Men supposedly think about sex every 7 seconds (twice as often during puberty). And if they talk to a woman, it's always with the ulterior motive of getting her to bed. This idea is so prevalent and anchored in our minds that when we do not want to sleep with us, sometimes we even ask ourselves: Does not he find me attractive?And that we regard it as "typically male" to be sex.

But it is high time to say goodbye to it! And we do not say that, but one who needs to know: Jed Diamond, 73, psychiatrist, therapist? and without a doubt a man. In a blog entry on "goodmanproject," Diamond writes: "How often do we hear the statement 'Men always just want sex?' When I was 17, I was sure it was true." When I was 37, I sensed that she could be wrong, today, at 73, I'm sure she's not true. "

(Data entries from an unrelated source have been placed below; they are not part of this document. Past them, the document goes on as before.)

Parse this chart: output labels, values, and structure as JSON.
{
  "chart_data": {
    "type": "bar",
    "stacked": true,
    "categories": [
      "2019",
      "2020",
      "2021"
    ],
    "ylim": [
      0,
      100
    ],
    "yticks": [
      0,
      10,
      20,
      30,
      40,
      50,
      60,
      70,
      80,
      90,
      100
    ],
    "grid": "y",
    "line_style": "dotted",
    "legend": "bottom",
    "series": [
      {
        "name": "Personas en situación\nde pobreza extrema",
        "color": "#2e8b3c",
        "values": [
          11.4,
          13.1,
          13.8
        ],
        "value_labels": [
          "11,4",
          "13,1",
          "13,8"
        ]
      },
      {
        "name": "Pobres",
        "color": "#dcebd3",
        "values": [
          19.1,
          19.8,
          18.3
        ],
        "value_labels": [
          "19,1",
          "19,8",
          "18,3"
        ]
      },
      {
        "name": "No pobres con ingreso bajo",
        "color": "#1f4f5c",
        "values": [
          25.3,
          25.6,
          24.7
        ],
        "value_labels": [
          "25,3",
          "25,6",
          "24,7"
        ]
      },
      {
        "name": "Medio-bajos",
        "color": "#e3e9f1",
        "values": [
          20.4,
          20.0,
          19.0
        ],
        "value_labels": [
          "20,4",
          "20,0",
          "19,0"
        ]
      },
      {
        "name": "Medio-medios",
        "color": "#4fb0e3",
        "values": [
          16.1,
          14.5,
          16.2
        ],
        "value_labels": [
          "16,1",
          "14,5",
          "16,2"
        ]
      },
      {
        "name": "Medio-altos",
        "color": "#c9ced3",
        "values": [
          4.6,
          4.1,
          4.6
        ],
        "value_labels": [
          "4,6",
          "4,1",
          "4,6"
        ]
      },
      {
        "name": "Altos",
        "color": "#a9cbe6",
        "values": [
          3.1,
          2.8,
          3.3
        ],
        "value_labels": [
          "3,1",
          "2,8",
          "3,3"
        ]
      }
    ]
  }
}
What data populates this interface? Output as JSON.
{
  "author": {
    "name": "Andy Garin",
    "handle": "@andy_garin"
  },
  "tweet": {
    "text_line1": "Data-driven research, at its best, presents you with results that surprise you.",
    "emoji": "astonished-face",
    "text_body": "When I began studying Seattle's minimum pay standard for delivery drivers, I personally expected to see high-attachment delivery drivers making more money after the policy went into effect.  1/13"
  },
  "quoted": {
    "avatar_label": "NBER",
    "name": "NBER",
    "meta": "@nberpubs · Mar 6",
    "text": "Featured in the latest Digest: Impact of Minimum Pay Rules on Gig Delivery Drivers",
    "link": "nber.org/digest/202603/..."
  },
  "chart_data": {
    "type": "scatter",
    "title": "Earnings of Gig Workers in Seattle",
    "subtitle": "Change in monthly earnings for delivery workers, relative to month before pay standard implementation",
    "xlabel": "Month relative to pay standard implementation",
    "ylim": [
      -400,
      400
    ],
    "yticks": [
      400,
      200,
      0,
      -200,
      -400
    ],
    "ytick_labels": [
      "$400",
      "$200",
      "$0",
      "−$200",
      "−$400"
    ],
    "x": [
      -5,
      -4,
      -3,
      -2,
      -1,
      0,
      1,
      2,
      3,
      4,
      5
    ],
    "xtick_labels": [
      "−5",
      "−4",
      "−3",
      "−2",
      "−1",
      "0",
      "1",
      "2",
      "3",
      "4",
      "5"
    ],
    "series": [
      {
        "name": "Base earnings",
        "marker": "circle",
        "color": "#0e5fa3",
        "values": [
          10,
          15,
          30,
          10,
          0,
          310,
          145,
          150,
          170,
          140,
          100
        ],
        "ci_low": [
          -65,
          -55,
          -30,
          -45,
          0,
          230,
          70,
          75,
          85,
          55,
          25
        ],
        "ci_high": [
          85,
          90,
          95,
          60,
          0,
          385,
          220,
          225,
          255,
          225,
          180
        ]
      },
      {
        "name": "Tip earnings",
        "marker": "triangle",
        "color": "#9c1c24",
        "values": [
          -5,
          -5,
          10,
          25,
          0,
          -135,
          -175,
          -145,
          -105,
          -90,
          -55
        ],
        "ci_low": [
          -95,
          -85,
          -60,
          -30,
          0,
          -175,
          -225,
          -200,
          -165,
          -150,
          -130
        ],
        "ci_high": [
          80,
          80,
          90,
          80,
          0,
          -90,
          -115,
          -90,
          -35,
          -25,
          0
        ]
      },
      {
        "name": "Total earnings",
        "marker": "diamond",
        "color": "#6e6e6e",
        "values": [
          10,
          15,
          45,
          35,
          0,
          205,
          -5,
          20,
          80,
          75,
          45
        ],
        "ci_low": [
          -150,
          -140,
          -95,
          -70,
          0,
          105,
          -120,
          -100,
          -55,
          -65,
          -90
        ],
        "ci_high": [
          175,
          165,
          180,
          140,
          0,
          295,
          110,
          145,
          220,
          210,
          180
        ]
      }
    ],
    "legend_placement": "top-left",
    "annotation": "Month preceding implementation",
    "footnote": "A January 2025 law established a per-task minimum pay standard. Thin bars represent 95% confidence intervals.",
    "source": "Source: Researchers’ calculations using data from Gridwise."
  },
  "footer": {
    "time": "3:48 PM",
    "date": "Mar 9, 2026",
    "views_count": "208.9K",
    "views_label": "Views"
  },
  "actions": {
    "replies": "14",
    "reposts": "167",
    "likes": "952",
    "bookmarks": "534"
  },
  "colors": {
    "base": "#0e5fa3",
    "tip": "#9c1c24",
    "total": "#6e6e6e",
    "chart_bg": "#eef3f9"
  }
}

Safe harbor instead of sex

What his life experience as well as his numerous discussions with patients and other representatives of his sex revealed to him:More than anything, men want safety and security, a home and a "safe haven", This longing, according to Diamond, is ultimately behind her desire to sleep with someone.

Sex "gives us a sense of peace and homecoming that goes far beyond sexual pleasure gratification," writes the psychologist. He is a kind Break and relax from performance and competitive pressure, in which men in particular often stand (let's leave it that way? but doubt that the competitive pressure of society for men is really greater than for women !!!). But actually men could do without sexual intercourse as well? if they got a sense of security.



"One of the things I love the most is putting my head in my wife's lap and having her scratched," Diamond writes. No sex, but safe haven. If only the question arises: If Diamond is right, then why do we rarely hear from men sentences like "Let's just cuddle today"or"Please just be there for me"?

Fear of unmanliness

Because, according to the expert, one of the biggest fears of many (especially heterosexual) men is to come across unmanly. And to be mothered and to admit that you want protection and security, is considered not particularly male ...

Which brings us to the reasons why Diamond tries to explain why women often find it hard to give men the much desired safe haven (without being asked): "Women are afraid of men who do not feel male, They know that most men who become violent are men who feel weak and dependent, "the psychologist said, adding that women actually want more" male "partners because they tend to be more like a mother instead of feeling like a partner.



The beauty of Diamonds thesis is: It does not matter if she's right or not. If we work on the problem behind it, we can only win! Because when fear, in both men and women, is the main reason why men are "reduced" to their sex drive and can not get what they really want, the solution is clear: We all just need a bit more courage (for example about honesty and being different). More courage and (self-) confidence!

Videotipp: This sex position leads in relationships most often to dispute

The One Thing Men Do When They Just Want Sex (May 2024).